Reputation: 18261
I have a registration form and a login form. On login form (my) Firefox by default supplies the username and password, which is ok. On registration form however it does the same - there is no point in this and it makes problems because password field is entered while "repeat password" field is not.
Is there a way I can change registration form's HTML so that Firefox and other browsers will not autocomplete a specific password field?
EDIT: I have found numerous questions (and answers) on this topic, but the proposed solution (setting autocomplete=off
on password input field) does not work for me on Firefox (it still autocompletes the field).

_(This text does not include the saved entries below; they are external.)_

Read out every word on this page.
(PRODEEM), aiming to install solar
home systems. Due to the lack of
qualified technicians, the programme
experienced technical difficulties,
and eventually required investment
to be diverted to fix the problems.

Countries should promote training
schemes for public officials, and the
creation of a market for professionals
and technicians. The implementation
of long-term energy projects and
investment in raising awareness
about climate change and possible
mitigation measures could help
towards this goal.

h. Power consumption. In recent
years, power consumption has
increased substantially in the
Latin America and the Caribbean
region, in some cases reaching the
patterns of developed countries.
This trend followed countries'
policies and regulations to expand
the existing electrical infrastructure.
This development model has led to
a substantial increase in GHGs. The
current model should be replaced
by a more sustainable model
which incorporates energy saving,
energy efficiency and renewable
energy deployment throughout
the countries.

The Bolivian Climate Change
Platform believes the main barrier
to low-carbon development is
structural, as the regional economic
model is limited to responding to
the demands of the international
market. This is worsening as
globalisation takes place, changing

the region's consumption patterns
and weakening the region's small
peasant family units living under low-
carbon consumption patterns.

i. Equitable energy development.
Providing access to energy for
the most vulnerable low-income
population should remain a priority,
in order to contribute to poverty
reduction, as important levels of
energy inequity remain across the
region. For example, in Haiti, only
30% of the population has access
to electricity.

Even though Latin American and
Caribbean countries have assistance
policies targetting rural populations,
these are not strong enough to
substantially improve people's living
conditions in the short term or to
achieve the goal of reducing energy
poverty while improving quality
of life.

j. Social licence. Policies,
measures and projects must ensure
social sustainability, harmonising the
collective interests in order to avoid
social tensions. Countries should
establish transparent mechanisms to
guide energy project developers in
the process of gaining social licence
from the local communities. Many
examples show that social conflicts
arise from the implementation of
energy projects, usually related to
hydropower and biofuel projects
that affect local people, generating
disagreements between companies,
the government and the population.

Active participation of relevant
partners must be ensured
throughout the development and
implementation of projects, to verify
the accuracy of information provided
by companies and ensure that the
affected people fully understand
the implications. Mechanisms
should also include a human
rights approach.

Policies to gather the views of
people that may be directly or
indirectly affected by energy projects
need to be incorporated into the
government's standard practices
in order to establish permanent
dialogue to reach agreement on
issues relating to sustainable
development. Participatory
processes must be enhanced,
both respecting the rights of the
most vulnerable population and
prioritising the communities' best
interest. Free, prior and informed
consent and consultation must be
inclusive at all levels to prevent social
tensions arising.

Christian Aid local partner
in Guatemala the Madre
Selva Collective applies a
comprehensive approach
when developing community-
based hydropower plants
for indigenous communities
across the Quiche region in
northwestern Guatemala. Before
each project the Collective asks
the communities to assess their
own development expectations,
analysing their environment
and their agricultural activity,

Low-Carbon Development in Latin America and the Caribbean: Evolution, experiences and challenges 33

I have found this solution, but it seems a bit ugly (and doesn't work if user enters the username and hits Tab). Does anyone know of a better way?
Upvotes: 6
Views: 8791
Reputation: 18261
Found a simple and elegant solution which should be cross-browser too. Can't believe I didn't think of that - you just add another password input right before your own and then hide it:
<input style="display:none" type="password" name="foilautofill"/>
<input type="password" name="notautofilledpassword" />
Beautiful. :)
Upvotes: 8
Reputation: 5226
Just before getting to this question I solved the problem almost as elegant as mentioned by JohnDodo, and as secure as MissHilton. Introduce an invisible dummy user input field right before the password input field, and fill it with JS/JQuery code with a non-existing user name. Firefox will look up the password for this user, to show its password, but of course this will fail. I used this for our Change Password page, and consider the behaviour of Firefox a bug. The browser should only fill in the stored password on the URL where it was stored from, not on other pages.
Here is my jQuery/html code:
<script language="javascript" type="text/javascript">
$("#dummyusername").ready(function () {
$("#dummyusername").val("joe_x_dummy");
});
</script>
<input style="display:none" type="text" name="dummyusername" id="dummyusername" />
<input type="password" name="oldpassword" ...
Upvotes: 1
Reputation: 66
In a situation where we have many users sharing the same computer with sensitive information, we needed to disable autocomplete on the password. At first I tried your "simple and elegant" hidden password solution, but a clever user showed me that anyone could use the browser's developer tools to display the autofilled password of the previous user in plain text in the hidden field.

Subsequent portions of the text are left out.